When Mac OS X Lion shipped I suggested on that churches hold off on upgrading. Afterwards I realized that my many years of experience in IT, with a lot of it in schools and churches, could be distilled into a series of recommendations for people implementing projection systems. This is the result.

Upfront, I make no apology for the fact that most of what I'm about to recommend costs money. However, I realize that everything listed here has an opportunity cost. It's up to you to make the best decisions with your organization's resources. Not to mention that the church has thrived for 2,000 years without your projection system. If it fails one Sunday, it will not be the end of the world.


To paraphrase Master Yoda, "Winging it is the path to the dark side. Winging it leads to surprises, surprises lead to stress, stress leads to broken relationships."

I'll start with the topic that the tweet covered: planning and testing. Specifically, when you are introducing something new such as a piece of equipment, a software update, or a changed environment, planning and testing are incredibly important. It is best to have test equipment especially where software updates are involved. ("Wait. A whole computer just for testing?" Maybe, but more likely it doubles for another function not-critical to your presentation system.)

Start as early as possible on implementing your change, especially if you don't have test equipment. If you meet weekly, start right after one meeting to give yourself the maximum amount of time to complete the change, test it and fix any glitches. I was personally involved in an equipment upgrade that started on Saturday morning, with a Sunday morning deadline. It unexpectedly turned into an all-nighter lasting until 5 am Sunday.

I've also watched equipment be tested for the first time during a soundcheck. It's not the right moment. People are preparing to lead worship. Don't let your lack of testing and planning distract them.

A special note for portable churches: I appreciate that it's more difficult to test new equipment in your environment given that you don't have 24/7 access. Your planning and testing cycles will need to be longer to handle this. 

Get up-to-date

The discussion on running current versions of software tends to be polarizing. The conservative position favors the "devil you know" older version and is risk averse to introducing new versions.

I favor a more liberal approach. I'll tell you why.

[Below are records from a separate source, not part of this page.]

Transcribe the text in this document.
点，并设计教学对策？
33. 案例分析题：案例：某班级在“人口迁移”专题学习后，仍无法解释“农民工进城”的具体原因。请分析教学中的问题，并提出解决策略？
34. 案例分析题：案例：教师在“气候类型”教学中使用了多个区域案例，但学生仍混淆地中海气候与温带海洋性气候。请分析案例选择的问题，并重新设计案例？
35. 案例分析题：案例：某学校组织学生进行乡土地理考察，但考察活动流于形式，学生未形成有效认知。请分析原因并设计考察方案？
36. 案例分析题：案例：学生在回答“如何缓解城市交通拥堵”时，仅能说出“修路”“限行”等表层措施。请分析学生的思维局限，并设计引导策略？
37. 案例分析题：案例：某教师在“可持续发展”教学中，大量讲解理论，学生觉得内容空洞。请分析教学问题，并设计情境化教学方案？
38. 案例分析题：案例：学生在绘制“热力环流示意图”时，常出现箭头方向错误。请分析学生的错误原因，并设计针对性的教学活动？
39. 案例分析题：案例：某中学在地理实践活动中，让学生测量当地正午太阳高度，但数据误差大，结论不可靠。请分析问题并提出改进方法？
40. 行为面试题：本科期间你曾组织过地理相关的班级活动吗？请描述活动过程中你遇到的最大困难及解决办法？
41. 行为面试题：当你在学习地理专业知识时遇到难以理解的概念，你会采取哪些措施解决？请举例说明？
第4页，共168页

  • Newer versions are more feature rich.
  • Newer versions have less bugs.
  • Software development techniques tend to improve over time on a given project. For example, testing that is introduced, say to detect a bug or class of bug, is very rarely ever removed.
  • If the latest version is not widely deployed, edge case bugs and newly introduced bugs, called regressions, are less unlikely to be uncovered.

Read the documentation

"A month in the lab will save you an hour in the library."

In other words, much frustration will be avoided by referencing material provided by vendors for your benefit. 


Backups are an incredibly cheap insurance against the inevitable failure of your hard drive. Make sure you regularly backup not just your presentation application's data but your fonts, your license information, and your media files including those on external drives.

On the Mac, I love Time Machine. It's a great first line of defense. I also use and recommend an online backup solution like CrashPlan.


Spare equipment is the ultimate in planning for failure. I realize that spare computers and projectors are expensive. At the very least you should carry a spare projector bulb. 

If you are portable and regularly plugging and unplugging cables, especially those with small pins, best to have spare cables too.


Have warranties for your computers. I know that it can seem like a money grab by the computer makers, but in 18 months you'll thank me that you're not going cap in hand to ask for money to fix your "new computer". Schedule warranty repair work as early as possible before a meeting, as discussed in the Testing section.

Licensing and legality

I really shouldn't have to include this but here it is. Buy the appropriate licenses for the songs, media, software and scripture translations you use. You know it's illegal not to do so and it's immoral too. It's stealing. We can debate the flaws of the modern copyright system all we want (and whether or not the church should use it), but it won't change the fact that you should do the right thing.

Getting support and filling bug reports

I encourage you to contact vendors when you have problems with products. The great vendors will impress you. Let me motivate you further: if you don't ask, you won't get. In evaluating product improvements, vendors look at the feedback they have received. (Unless the vendor makes a mind-reading gizmo.) You can't assume they know about your problem or that someone else will report it. In fact, a problem reported many, many times will get significantly more attention. 

In communication with vendors always use professional language, be as specific as possible, including what you have tried to resolve it, and what model/version you are using. Remember that sometimes you may be pointed to the documentation or asked to upgrade.